Even as the Sherlock Holmes movement was gathering steam in the 1930s and 40s, major changes were taking place in Starrett's life.
His career as a mystery and detective writer was floundering as the hard boiled school took over the space his cool, ratiocinative detectives once held. Starrett needed a new career.
He had always written about his love for books and collecting, and it was no surprise when he re-invented himself as a book columnist for Chicago newspapers, naming his column "Books Alive."
These changes in Starrett’s career seemed minor when compared with the outbreak of war in Europe.
The news that London was the target of a German blitz in the early 1940s was particularly troubling. Starrett had visited London and walked up and down Baker Street, imagining which of these homes had once been 221B. Now whole blocks of Baker Street were burned husks, and western civilization itself seemed on the edge of going up in flames.
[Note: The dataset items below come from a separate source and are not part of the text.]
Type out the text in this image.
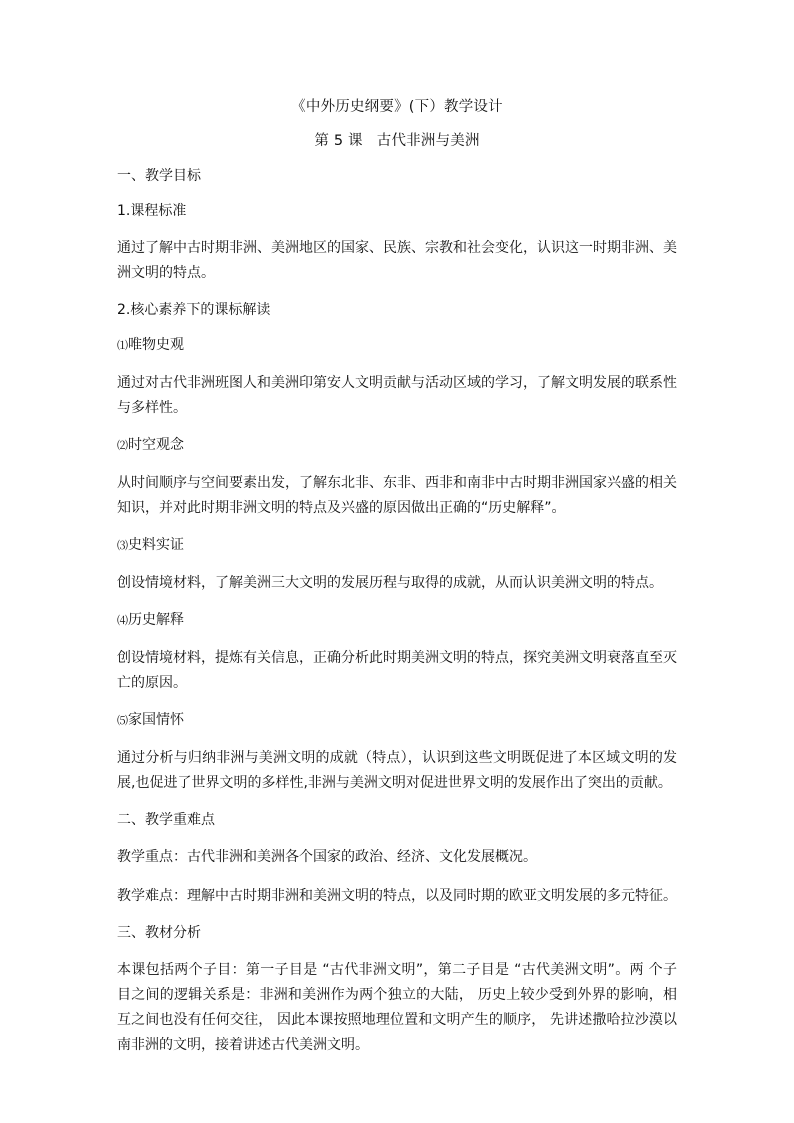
《中外历史纲要》(下）教学设计
第 5 课 古代非洲与美洲
一、教学目标
1.课程标准
通过了解中古时期非洲、美洲地区的国家、民族、宗教和社会变化，认识这一时期非洲、美洲文明的特点。
2.核心素养下的课标解读
⑴唯物史观
通过对古代非洲班图人和美洲印第安人文明贡献与活动区域的学习，了解文明发展的联系性与多样性。
⑵时空观念
从时间顺序与空间要素出发，了解东北非、东非、西非和南非中古时期非洲国家兴盛的相关知识，并对此时期非洲文明的特点及兴盛的原因做出正确的“历史解释”。
⑶史料实证
创设情境材料，了解美洲三大文明的发展历程与取得的成就，从而认识美洲文明的特点。
⑷历史解释
创设情境材料，提炼有关信息，正确分析此时期美洲文明的特点，探究美洲文明衰落直至灭亡的原因。
⑸家国情怀
通过分析与归纳非洲与美洲文明的成就（特点），认识到这些文明既促进了本区域文明的发展,也促进了世界文明的多样性,非洲与美洲文明对促进世界文明的发展作出了突出的贡献。
二、教学重难点
教学重点：古代非洲和美洲各个国家的政治、经济、文化发展概况。
教学难点：理解中古时期非洲和美洲文明的特点，以及同时期的欧亚文明发展的多元特征。
三、教材分析
本课包括两个子目：第一子目是 “古代非洲文明”，第二子目是 “古代美洲文明”。两 个子目之间的逻辑关系是：非洲和美洲作为两个独立的大陆， 历史上较少受到外界的影响，相互之间也没有任何交往， 因此本课按照地理位置和文明产生的顺序， 先讲述撒哈拉沙漠以 南非洲的文明，接着讲述古代美洲文明。
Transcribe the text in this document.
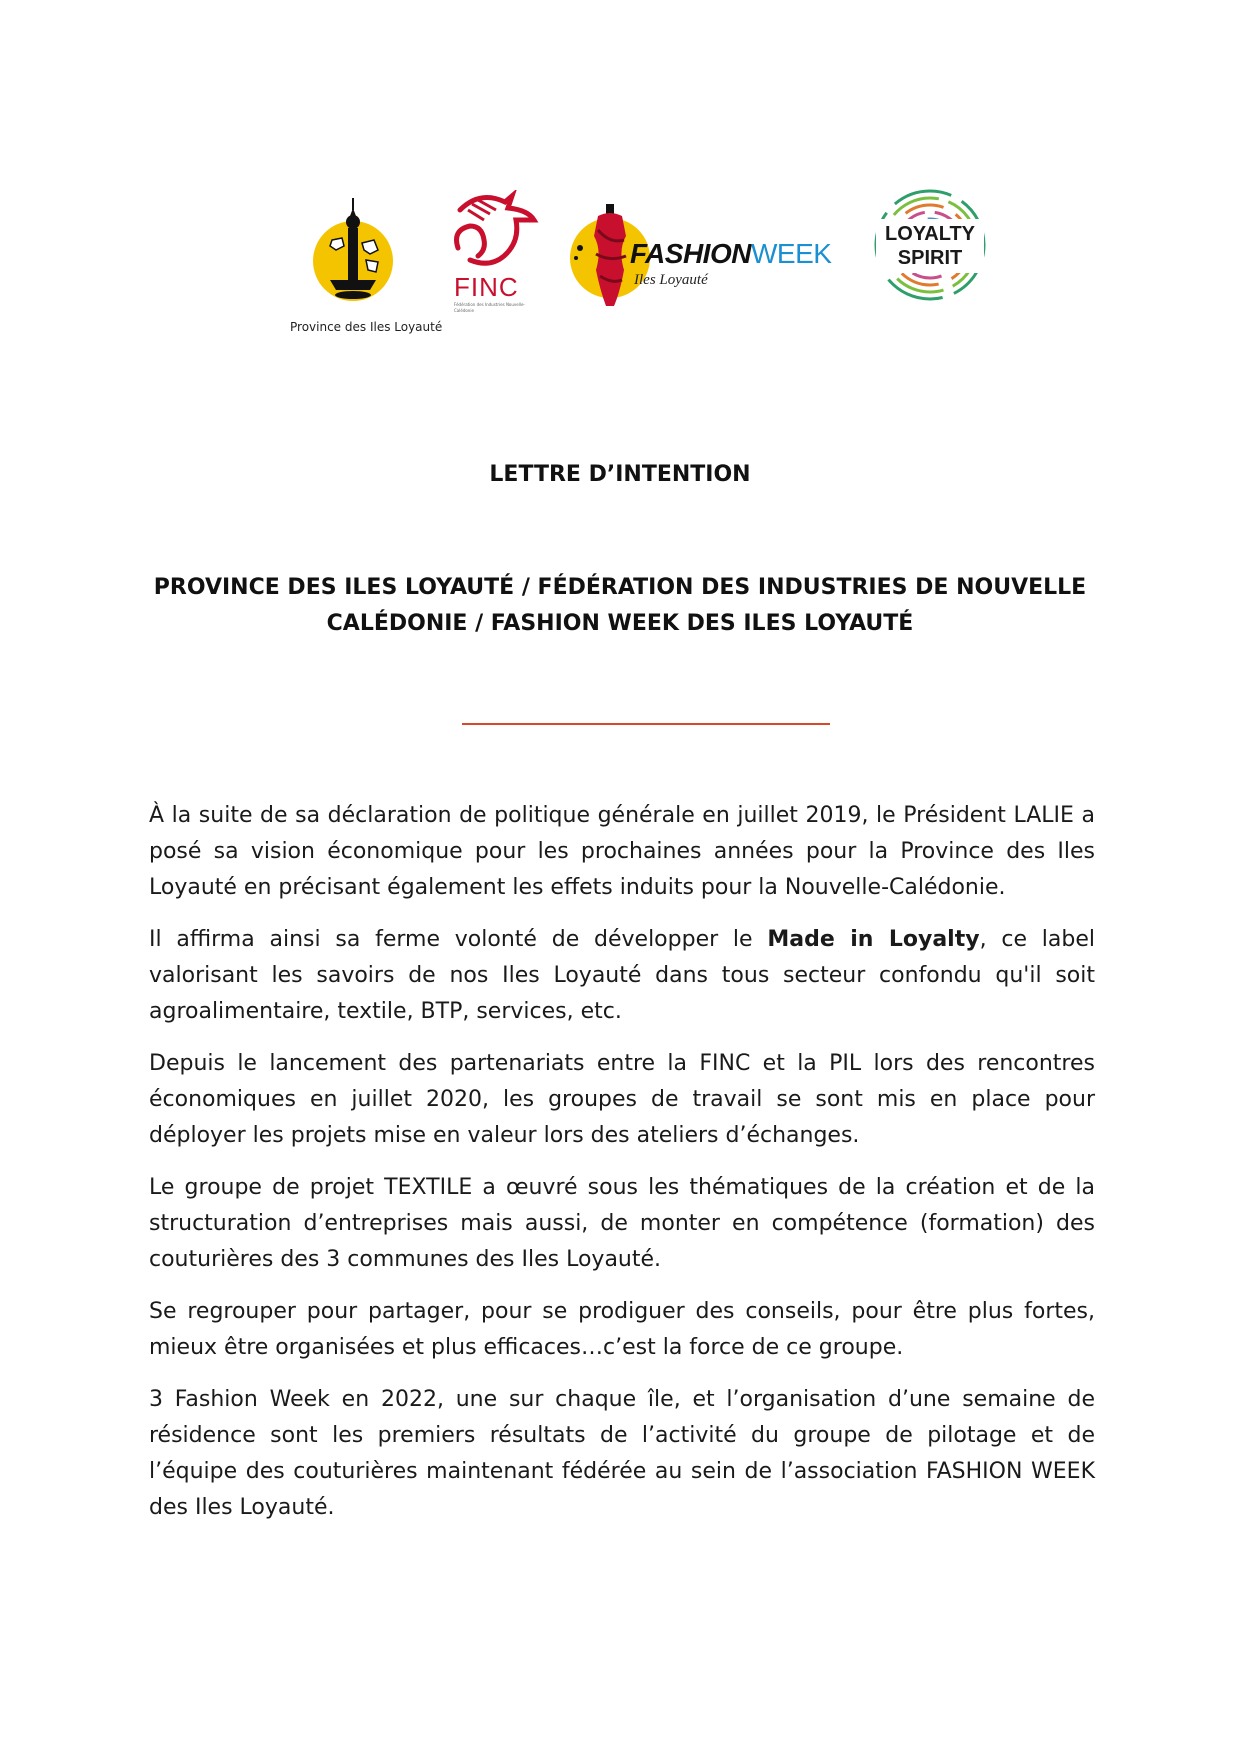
Province des Iles Loyauté
FINC
Fédération des Industries Nouvelle-Calédonie
FASHIONWEEK
Iles Loyauté
LOYALTY
SPIRIT
LETTRE D’INTENTION
PROVINCE DES ILES LOYAUTÉ / FÉDÉRATION DES INDUSTRIES DE NOUVELLE CALÉDONIE / FASHION WEEK DES ILES LOYAUTÉ

À la suite de sa déclaration de politique générale en juillet 2019, le Président LALIE a posé sa vision économique pour les prochaines années pour la Province des Iles Loyauté en précisant également les effets induits pour la Nouvelle-Calédonie.

Il affirma ainsi sa ferme volonté de développer le Made in Loyalty, ce label valorisant les savoirs de nos Iles Loyauté dans tous secteur confondu qu'il soit agroalimentaire, textile, BTP, services, etc.

Depuis le lancement des partenariats entre la FINC et la PIL lors des rencontres économiques en juillet 2020, les groupes de travail se sont mis en place pour déployer les projets mise en valeur lors des ateliers d’échanges.

Le groupe de projet TEXTILE a œuvré sous les thématiques de la création et de la structuration d’entreprises mais aussi, de monter en compétence (formation) des couturières des 3 communes des Iles Loyauté.

Se regrouper pour partager, pour se prodiguer des conseils, pour être plus fortes, mieux être organisées et plus efficaces…c’est la force de ce groupe.

3 Fashion Week en 2022, une sur chaque île, et l’organisation d’une semaine de résidence sont les premiers résultats de l’activité du groupe de pilotage et de l’équipe des couturières maintenant fédérée au sein de l’association FASHION WEEK des Iles Loyauté.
To deal with his fear and sadness, Starrett put a sheet of paper in his typewriter and wrote a sonnet to a fading age.
That sonnet has gone on to become a kind of profession of faith for the Sherlock Holmes movement in this county, and around the world. In less than 100 words, Starrett summed up the hope and joy we feel from the eternal nature of the Holmes mysteries, and the equally endless friendship between Holmes and Watson.
Speaking of friendship, here’s one anecdote I want to share in closing. It involves Dr. Logan Clendening, a Kansas City physician, writer and Sherlockian. Here’s their story, as Starrett told it in his memoir, Born in a Bookshop.
Once more when financial disaster threatened, I was obliged to sell some of my books. I had brought together perhaps the finest collection of Sherlockiana in the world, which I prized above gold and rubies; but when the rub came it had to go. I was pretty sick about this catastrophe and, for a time, I thought I never would collect books again.
Then a beautiful thing happened. My loss had been well publicized by the appearance of Scribner’s fine catalogue of my collection, and one other collector at least knew how I as feeling about it. Inspired by my enthusiasm, (Dr. Logan) Cledening had been making a Sherlock collection of his own; and one day I received a letter from him. It was a casual sort of letter.
'My dear boy,' it said in effect, 'I find that I am not getting as much fun out of my Holmes collection as I had anticipated. I hear that you have just parted with your own collection, and I think you ought to start another. Why not start with mine? It is small but goodish—it contains a number of the better pieces that you might have difficulty duplicating—and I am boxing it up this afternoon and getting it off to you tomorrow morning. You will really take a load off of my mind if you will accept it.'
It is unnecessary to underscore the generosity of the gift or of the doctor’s fellow feeling. I suppose no finer thing ever was done for one collector by another. The box contained some twenty of the most desirable items in the field, including the desperately rare first printing of A Study in Scarlet. It was the nucleus of a new collection and, touched and overwhelmed by the gift, I began upon it at once.
Charles Vincent Emerson Starrett died on January 5, 1974, at the age of 87. He was buried in Chicago’s Graceland Cemetery. He was near penniless when he died and his grave had only a small marker for many years.
In 1986, to mark the 100th anniversary of his birth, a headstone was placed on the grave. Paid for by his friends and admirers, the stone has an image of an open book at its top. On the left page is one of Starrett’s bookplates and the words “The Last Bookman.”
On the right, is Starrett’s Sherlockian bookplate, and the inscriptions, “And it is always 1895.”
Thank you.
The More You Know
* I am very grateful for Peter’s invitation and the hospitality he and Bev Wolov showed me. I had the opportunity to revisit Peter’s library after more than 20 years, and it was a tremendous pleasure wandering the shelves of one of (if not THE) best Sherlock Holmes collections in private hands today.
** All quotes are from Starrett’s memoirs, Born in a Bookshop, unless otherwise noted.
*** From Sherlock Holmes, Conan Doyle and The Bookman, edited by S.E. Dahlinger and Leslie S. Klinger, Indianapolis: Gasogene Books, 2010.